O impacto dessa descoberta precisa de uma historinha para ser entendido, e é uma história bem antiga. Aliás, é a mais antiga: no princípio, houve uma explosão. Ninguém sabe exatamente o que aconteceu entre o segundo zero e $10^{-34}$ segundos, mas os astrofísicos e cosmólogos têm muitas teorias que começam a valer a parte dessa marca dos $10^{-34}s$. A melhor delas é a da inflação cósmica: o espaço-tempo expandiu de forma drasticamente acelerada e em seguida diminuiu a taxa de expansão. Essa teoria surgiu para explicar muita coisa estranha nesse nosso universo, muita gente tenta ajustar nessa teoria grandes questões não-explicadas, desde problemas na formação de galáxias à grande desproporção entre matéria e antimatéria no universo. Essa inflação deve ter causado muito alvoroço no universo, mas aconteceu em um passado tão remoto que muitos achavam impossível encontrar qualquer traço direto dela hoje. Muitos achavam, mas não todos.
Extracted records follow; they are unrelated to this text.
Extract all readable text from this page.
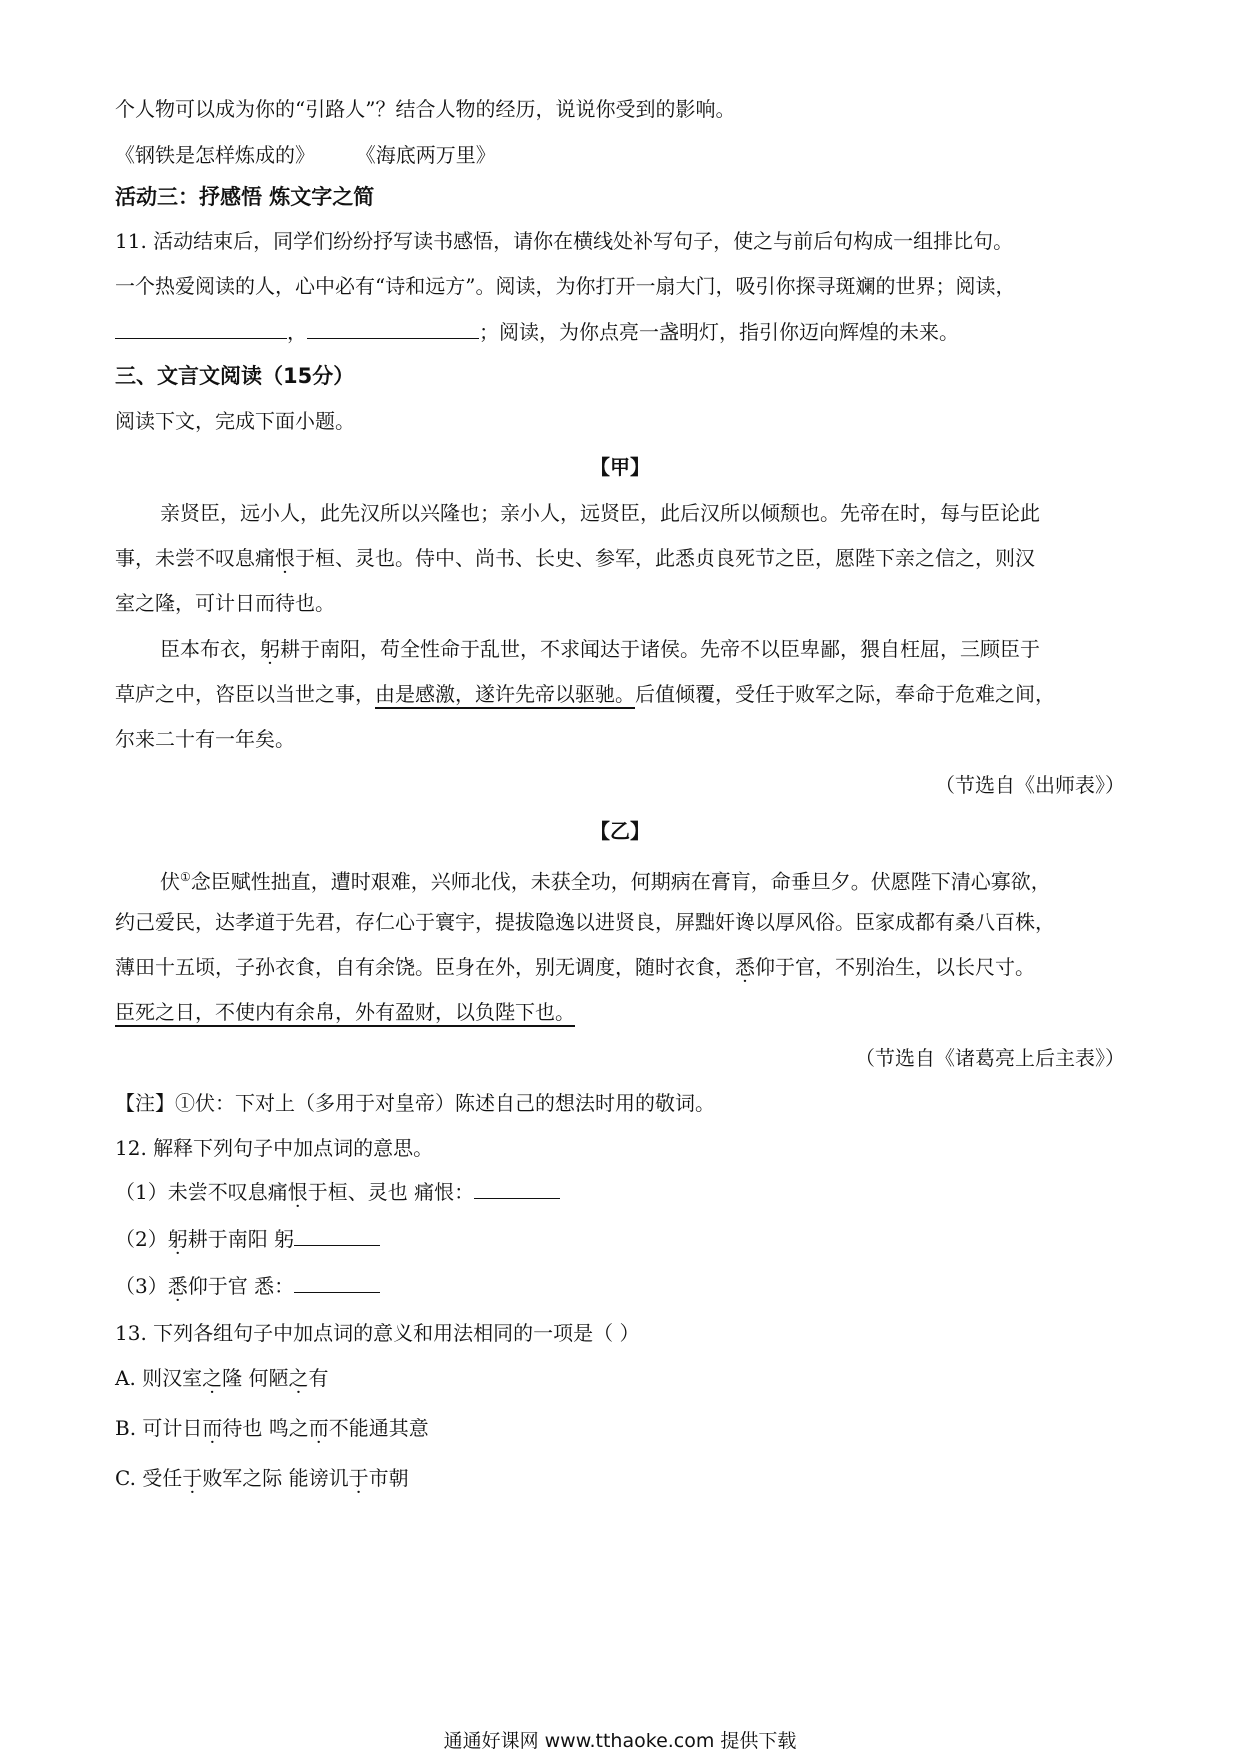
个人物可以成为你的“引路人”？结合人物的经历，说说你受到的影响。
《钢铁是怎样炼成的》 《海底两万里》
活动三：抒感悟 炼文字之简
11. 活动结束后，同学们纷纷抒写读书感悟，请你在横线处补写句子，使之与前后句构成一组排比句。
一个热爱阅读的人，心中必有“诗和远方”。阅读，为你打开一扇大门，吸引你探寻斑斓的世界；阅读，
，	；阅读，为你点亮一盏明灯，指引你迈向辉煌的未来。
三、文言文阅读（15分）
阅读下文，完成下面小题。
【甲】
亲贤臣，远小人，此先汉所以兴隆也；亲小人，远贤臣，此后汉所以倾颓也。先帝在时，每与臣论此
事，未尝不叹息痛恨于桓、灵也。侍中、尚书、长史、参军，此悉贞良死节之臣，愿陛下亲之信之，则汉
室之隆，可计日而待也。
臣本布衣，躬耕于南阳，苟全性命于乱世，不求闻达于诸侯。先帝不以臣卑鄙，猥自枉屈，三顾臣于
草庐之中，咨臣以当世之事，由是感激，遂许先帝以驱驰。后值倾覆，受任于败军之际，奉命于危难之间，
尔来二十有一年矣。
（节选自《出师表》）
【乙】
伏①念臣赋性拙直，遭时艰难，兴师北伐，未获全功，何期病在膏肓，命垂旦夕。伏愿陛下清心寡欲，
约己爱民，达孝道于先君，存仁心于寰宇，提拔隐逸以进贤良，屏黜奸谗以厚风俗。臣家成都有桑八百株，
薄田十五顷，子孙衣食，自有余饶。臣身在外，别无调度，随时衣食，悉仰于官，不别治生，以长尺寸。
臣死之日，不使内有余帛，外有盈财，以负陛下也。
（节选自《诸葛亮上后主表》）
【注】①伏：下对上（多用于对皇帝）陈述自己的想法时用的敬词。
12. 解释下列句子中加点词的意思。
（1）未尝不叹息痛恨于桓、灵也 痛恨：
（2）躬耕于南阳 躬
（3）悉仰于官 悉：
13. 下列各组句子中加点词的意义和用法相同的一项是（ ）
A. 则汉室之隆 何陋之有
B. 可计日而待也 鸣之而不能通其意
C. 受任于败军之际 能谤讥于市朝
通通好课网 www.tthaoke.com 提供下载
Existe uma boa quantidade de radiação atingindo a terra que vem de um período muito antigo no universo. Essa radiação é como um barulho de aparelho eletrônico ligado em seu quarto, muito baixa, imperceptível, vindo de todos os lados. Recebemos essa radiação porque ela ainda está “chegando à Terra”, desde aquele período. A grande descoberta vinda do polo sul é sobre a polarização dessa luz. Eu comentei um pouco sobre polarização neste post sobre a luz, mas a ideia é que uma luz polarizada está oscilando em uma direção específica. A radiação cósmica de fundo está também oscilando em uma direção específica, dependendo de onde você a observa. O mapa de “direção de oscilação” é o que revela a natureza dessa descoberta, ele é algo assim:
Esse perfil na polarização da radiação cósmica de fundo é um resquício de uma época em que as ondas gravitacionais eram fortes o suficiente para deixar marcas nesse espectro. Ainda que elas atualmente sejam fracas demais para serem detectadas pelos instrumentos que temos, como se estivessem extintas, a imagem acima é o fóssil da inflação, como um inseto preservado em seiva de árvore que vem nos contar de um tempo em que o universo era jovem e cheio de problemas.
Para ser claro, não foram detectadas exata e diretamente ondas gravitacionais, e há gente séria trabalhando nisso, assim como nunca encontramos um dinossauro. Mas os ecos dessas ondas foram descobertos, e o escrutínio da comunidade científica será intenso para confirmar se as tais ondas são de fato a única, ou a melhor, explicação para esse quadro lindo de azuis e vermelhos que observamos na imagem acima.
A manchete no jornal deveria ser: primatas em um pedaço de rocha flutuando em torno de uma estrela mediana contemplam de relance informações sobre a origem de todo o universo. Formas de vida à base de carbono, usando giz, lousa e instrumentos fabricados na rocha, são capazes de deduzir detalhes sobre explosões de escala cósmica, sobre a formação das bilhões de bilhões de estrelas, das bilhões de galáxias, revelando um pouco mais sobre nossa relação com o cosmos, nosso lugar nele, nossas origens e nosso destino.